The man who stole the show, though, was Bob Dylan who played with an orchestra for the first time. The legendary songwriter said afterwards, he hadn’t sung so well for 15 years. The last day of the event was broadcast live in 50 countries. Well, most of it was. Due to a breakdown of equipment, a tape recording of the second night was sometimes interwoven with the live show.  

6. 3.11

On the afternoon of March 11, 2011, NHK was broadcasting a budget debate at the National Diet Building when all of a sudden, the “earthquake early warning” system flashed up on the screen. The ground then starting shaking violently at 2:46pm. Approximately 12 seconds later, coverage switched to the news studio. At 2:48pm, Nippon TV cut short its program about Tokyo Governor Shintaro Ishihara to show the news. 
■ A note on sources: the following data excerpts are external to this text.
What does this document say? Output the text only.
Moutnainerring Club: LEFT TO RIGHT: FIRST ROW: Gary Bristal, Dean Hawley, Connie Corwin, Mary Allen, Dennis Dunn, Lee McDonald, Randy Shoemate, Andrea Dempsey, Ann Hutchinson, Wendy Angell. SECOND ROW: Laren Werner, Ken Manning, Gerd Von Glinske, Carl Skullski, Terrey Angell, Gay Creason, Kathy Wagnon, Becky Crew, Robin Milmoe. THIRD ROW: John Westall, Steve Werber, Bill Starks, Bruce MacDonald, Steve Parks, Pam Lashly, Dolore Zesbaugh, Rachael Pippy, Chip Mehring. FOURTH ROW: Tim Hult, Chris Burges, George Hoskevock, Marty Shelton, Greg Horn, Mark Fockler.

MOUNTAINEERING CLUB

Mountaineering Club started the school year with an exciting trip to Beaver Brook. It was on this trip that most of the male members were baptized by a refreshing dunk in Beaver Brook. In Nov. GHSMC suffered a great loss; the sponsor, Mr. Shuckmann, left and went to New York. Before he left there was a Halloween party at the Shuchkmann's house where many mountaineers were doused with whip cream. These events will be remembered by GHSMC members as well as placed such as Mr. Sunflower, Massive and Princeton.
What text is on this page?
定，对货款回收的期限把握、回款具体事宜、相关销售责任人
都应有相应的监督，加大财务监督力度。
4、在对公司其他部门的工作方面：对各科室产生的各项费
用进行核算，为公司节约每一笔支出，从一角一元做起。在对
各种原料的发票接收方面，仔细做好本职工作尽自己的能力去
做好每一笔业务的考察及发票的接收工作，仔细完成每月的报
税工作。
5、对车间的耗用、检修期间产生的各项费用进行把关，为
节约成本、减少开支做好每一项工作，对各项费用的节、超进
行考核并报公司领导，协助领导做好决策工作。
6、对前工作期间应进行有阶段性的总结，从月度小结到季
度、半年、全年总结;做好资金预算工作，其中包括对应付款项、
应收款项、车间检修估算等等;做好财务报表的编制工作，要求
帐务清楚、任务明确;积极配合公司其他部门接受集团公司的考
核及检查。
Soon enough, all the main channels stopped their scheduled programs to report on the magnitude 9.0-9.1 earthquake. The situation was about to get much worse. Within half an hour of the tremors, a powerful tsunami started battering towns. The live footage of people desperately escaping, cars and boats being swept away and black waves swallowing up houses and farmland made for an extremely uncomfortable watch. It’s a day many will never forget. 

Japan national rugby union team in 2014 Asian Five Nations (National Olympic Stadium, Japan) | Source: Wikipedia

7. The Miracle of Brighton

Even the most optimistic Japanese rugby fan couldn’t have expected much from their opening World Cup game against South Africa in 2015. It was a match between the then two-time World Champions and a side that hadn’t won a game at the tournament for 24 years. Remarkably, though, the Brave Blossoms were level with eight minutes remaining. Handre Pollard’s penalty then gave the Springboks a narrow lead. Upset avoided? Not quite.  

With the 80 minutes up, Japan twice had the opportunity to go for a penalty to earn an impressive draw. Twice they refused. Each time, Michael Leitch opted for a scrum instead. South Africa were defending for their lives. Japan, however, just kept coming. Eventually, their persistence paid off as Karne Hesketh went over. One of the biggest shocks in sporting history was complete. As the Guinness ad said, they “could’ve settled…. instead went for history.”